Similarly, Zachary Cantrell, a senior dietetics major, will take 10 semesters, an extra year, to graduate. He said he plans to take 13 hours each semester for the next three semesters.
“I declared late and to finish a semester earlier I would have to take over 18 hours some semesters and kill myself….for what?,” Cantrell said.
A change in a major, failing or dropping a class, sickness and personal issues can also extend the time a student spends in school.
Arsenio Moss, a senior psychology major, will obtain his degree in four-and-a-half years.
“I started my degree the fall of my junior year in psychology, which is really late,” Moss said. “I didn’t think I was going to go in that direction. I started with a major in biology and I knew I wanted to change my major, so I took a psychology class and decided that’s what I wanted to do.”
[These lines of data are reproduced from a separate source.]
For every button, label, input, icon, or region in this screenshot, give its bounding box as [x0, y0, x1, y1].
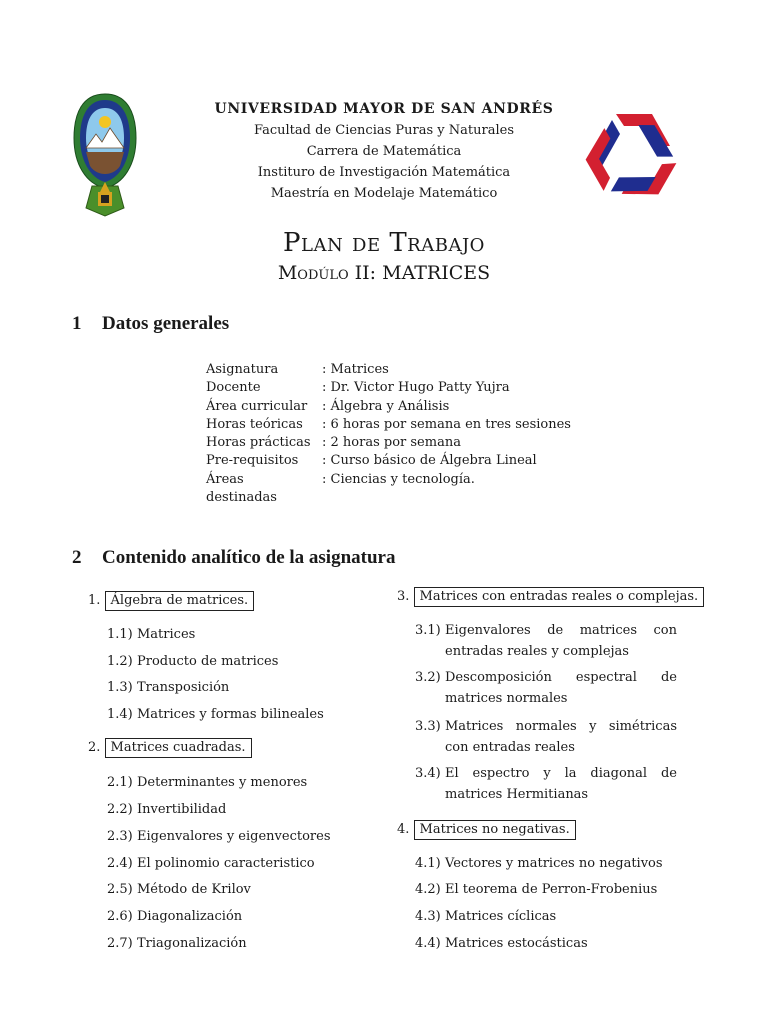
list-item: 2.2) Invertibilidad — [107, 802, 227, 817]
list-item: 2.3) Eigenvalores y eigenvectores — [107, 829, 331, 844]
topic-2: 2. Matrices cuadradas. — [88, 737, 252, 758]
list-item: 2.7) Triagonalización — [107, 936, 247, 951]
faculty-line: Facultad de Ciencias Puras y Naturales — [253, 123, 514, 138]
list-item: 2.1) Determinantes y menores — [107, 775, 308, 790]
table-row: Horas prácticas : 2 horas por semana — [206, 435, 461, 451]
list-item: 4.1) Vectores y matrices no negativos — [415, 856, 663, 871]
university-name: UNIVERSIDAD MAYOR DE SAN ANDRÉS — [214, 101, 554, 117]
list-item: 1.3) Transposición — [107, 680, 230, 695]
table-row: Pre-requisitos : Curso básico de Álgebra Lineal — [206, 453, 537, 469]
list-item: 1.1) Matrices — [107, 627, 196, 642]
table-row: Áreas destinadas : Ciencias y tecnología. — [206, 471, 475, 506]
topic-4: 4. Matrices no negativas. — [397, 819, 576, 840]
section-2-heading: 2 Contenido analítico de la asignatura — [72, 547, 396, 568]
module-label: Modúlo II: — [277, 262, 377, 284]
list-item: 2.5) Método de Krilov — [107, 882, 251, 897]
career-line: Carrera de Matemática — [306, 144, 462, 159]
list-item: 3.2) Descomposición espectral de matrices normales — [415, 670, 677, 706]
table-row: Área curricular : Álgebra y Análisis — [206, 398, 450, 414]
general-data-table — [200, 361, 575, 507]
document-title: Plan de Trabajo — [283, 228, 485, 258]
topic-1: 1. Álgebra de matrices. — [88, 590, 254, 611]
module-topic: MATRICES — [382, 262, 491, 284]
topic-3: 3. Matrices con entradas reales o complejas. — [397, 586, 704, 607]
list-item: 1.2) Producto de matrices — [107, 654, 279, 669]
list-item: 2.6) Diagonalización — [107, 909, 243, 924]
table-row: Docente : Dr. Victor Hugo Patty Yujra — [206, 380, 510, 396]
masters-line: Maestría en Modelaje Matemático — [270, 186, 498, 201]
list-item: 3.1) Eigenvalores de matrices con entradas reales y complejas — [415, 623, 677, 659]
list-item: 4.4) Matrices estocásticas — [415, 936, 588, 951]
list-item: 4.3) Matrices cíclicas — [415, 909, 557, 924]
list-item: 3.3) Matrices normales y simétricas con entradas reales — [415, 719, 677, 755]
list-item: 2.4) El polinomio caracteristico — [107, 856, 315, 871]
document-subtitle — [0, 262, 768, 284]
section-1-heading: 1 Datos generales — [72, 313, 230, 334]
list-item: 1.4) Matrices y formas bilineales — [107, 707, 324, 722]
table-row: Asignatura : Matrices — [206, 362, 389, 377]
institute-line: Instituro de Investigación Matemática — [257, 165, 511, 180]
list-item: 4.2) El teorema de Perron-Frobenius — [415, 882, 658, 897]
table-row: Horas teóricas : 6 horas por semana en tres sesiones — [206, 416, 571, 432]
list-item: 3.4) El espectro y la diagonal de matrices Hermitianas — [415, 766, 677, 802]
Other students return to school later in life. Susan Orozco, a non-traditional student, return to school after earning her AA from Arkansas State University and Certificate in Music Business UCLA Extension. Since, she has been a student “off and on for several years.” Orozco also works part-time at Arkansas Children’s Hospital in Little Rock.
“I returned to school to increase my value in the workforce. It is crazy out there right now and without a degree in something, you are often overlooked even though your skills and experience may be more suited for a job,” Orozco said. “I also returned to study a foreign language to add to my skill set and for personal enjoyment.”
Still, some students will graduate on-time or early without taking more than 16 hours a semester.
Brittany Mountford is one such example. Mountford, a junior psychology major, will graduate a semester early. She decided her major before college and came in with AP credits.
Other factors that affect time spent in school include rising tuition costs, race, institutional resources, credits transferring, double majoring and the type of college the student attends.
The paper determined “Mean time to degree increased from 4.69 to 4.97 years. In addition, not only did the proportion finishing within four years decline by a statistically significant 14.2 percentage points (or 24.6 percent), but the entire distribution shifted outward.”
Harding’s graduation rate was 61 percent as of 2003, meaning 61 percent of first-time freshman graduated within six years. Comparatively, Arkansas State University had a graduation rate of 37 percent; University of Arkansas, 59 percent; Abilene Christian University, 61 percent; and Oklahoma Christian University, 51 percent.
Ultimately, it is impossible to determine if Harding is consistent with the trend, and for many students the question of a national trend is theoretical and irrelevant. They do, however, care deeply about their own time of gradation, and the paper suggests that the question will emerge to the forefront of public discussion in the future.